I stayed quiet. I was trying to figure out which one of them had won. Cecilia looked me in the eyes, suddenly remembering I was there. ‘These things happen when people love each other,’ she said – something like that. And that’s what I would have believed then. That loving each other is letting Troy go up in flames. That to love is to burn up and burn down.
My mom was asleep in their room. Oblivious to everything. Two hours later we were having breakfast in the kitchen. The teenagers were still in their underwear, and the grown-ups had assembled outfits. We were listening to a football match on the radio. He made comments about miscalled fouls and Rafael Maceratesi, the striker for Rosario Central. No one responded. Cecilia was dabbing a big scratch on her forehead with a cotton ball with alcohol on it. Ana was eating biscuits.
A year after that, my mom told my sisters she could no longer support them, so they found jobs as errand runners for an oil company in town.

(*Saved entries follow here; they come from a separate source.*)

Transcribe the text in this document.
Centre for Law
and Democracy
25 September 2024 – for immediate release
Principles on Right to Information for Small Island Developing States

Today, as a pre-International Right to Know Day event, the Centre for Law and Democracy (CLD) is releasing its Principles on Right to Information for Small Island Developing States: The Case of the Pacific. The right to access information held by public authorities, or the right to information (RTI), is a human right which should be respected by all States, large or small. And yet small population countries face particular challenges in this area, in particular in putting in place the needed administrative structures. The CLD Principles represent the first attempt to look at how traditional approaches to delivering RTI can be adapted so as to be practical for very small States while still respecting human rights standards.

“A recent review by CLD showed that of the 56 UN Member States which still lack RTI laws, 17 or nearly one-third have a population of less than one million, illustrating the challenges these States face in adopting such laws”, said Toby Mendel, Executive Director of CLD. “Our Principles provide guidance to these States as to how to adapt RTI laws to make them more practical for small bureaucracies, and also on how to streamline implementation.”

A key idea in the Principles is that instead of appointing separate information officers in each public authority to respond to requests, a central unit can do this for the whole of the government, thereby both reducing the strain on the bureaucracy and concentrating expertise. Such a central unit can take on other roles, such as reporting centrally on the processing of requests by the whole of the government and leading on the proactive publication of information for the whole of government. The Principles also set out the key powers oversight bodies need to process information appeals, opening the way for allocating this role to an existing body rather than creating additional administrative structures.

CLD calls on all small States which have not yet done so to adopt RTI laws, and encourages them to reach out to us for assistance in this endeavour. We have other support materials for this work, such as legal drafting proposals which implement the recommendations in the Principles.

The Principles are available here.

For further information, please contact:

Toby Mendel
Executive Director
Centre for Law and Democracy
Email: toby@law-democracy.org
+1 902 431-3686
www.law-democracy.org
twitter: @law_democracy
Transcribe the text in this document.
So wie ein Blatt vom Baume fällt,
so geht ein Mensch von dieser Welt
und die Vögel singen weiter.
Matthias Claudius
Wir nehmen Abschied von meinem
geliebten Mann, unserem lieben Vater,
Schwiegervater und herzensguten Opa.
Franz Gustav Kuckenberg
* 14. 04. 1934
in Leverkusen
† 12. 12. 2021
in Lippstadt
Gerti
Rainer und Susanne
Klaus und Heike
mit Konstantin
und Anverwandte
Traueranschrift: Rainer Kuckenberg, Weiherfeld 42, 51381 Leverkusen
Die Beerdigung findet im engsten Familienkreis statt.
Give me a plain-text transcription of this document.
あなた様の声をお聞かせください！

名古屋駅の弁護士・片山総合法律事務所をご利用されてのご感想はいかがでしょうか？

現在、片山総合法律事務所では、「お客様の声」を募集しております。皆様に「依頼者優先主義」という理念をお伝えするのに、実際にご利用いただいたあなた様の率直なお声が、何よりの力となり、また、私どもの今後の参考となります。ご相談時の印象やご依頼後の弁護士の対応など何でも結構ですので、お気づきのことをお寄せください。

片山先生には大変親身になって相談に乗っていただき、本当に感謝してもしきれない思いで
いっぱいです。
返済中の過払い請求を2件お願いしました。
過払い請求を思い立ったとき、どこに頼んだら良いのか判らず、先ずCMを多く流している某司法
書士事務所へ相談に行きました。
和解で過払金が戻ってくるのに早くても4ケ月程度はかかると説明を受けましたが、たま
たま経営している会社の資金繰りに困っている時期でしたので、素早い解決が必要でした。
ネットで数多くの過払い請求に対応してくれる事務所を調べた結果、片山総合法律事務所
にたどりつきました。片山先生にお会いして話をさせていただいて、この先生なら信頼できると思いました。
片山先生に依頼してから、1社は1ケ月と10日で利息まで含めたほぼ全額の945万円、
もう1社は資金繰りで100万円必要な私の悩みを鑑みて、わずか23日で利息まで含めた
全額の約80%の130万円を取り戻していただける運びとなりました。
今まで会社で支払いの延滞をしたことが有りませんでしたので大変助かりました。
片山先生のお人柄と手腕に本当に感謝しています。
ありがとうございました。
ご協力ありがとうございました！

With their tiny salary they decided to rent an apartment to live in together. Ana and Cecilia were eighteen and nineteen years old, they were radical activists, and they had a group of friends who played witty, unique pranks. When my half-sisters went to live somewhere else, I was left alone with the adults and no other option than to start growing up.
From then on, I started losing my obsessions, and thus came the breaking down. Malfunctioning. The ski jumper’s broken jaw.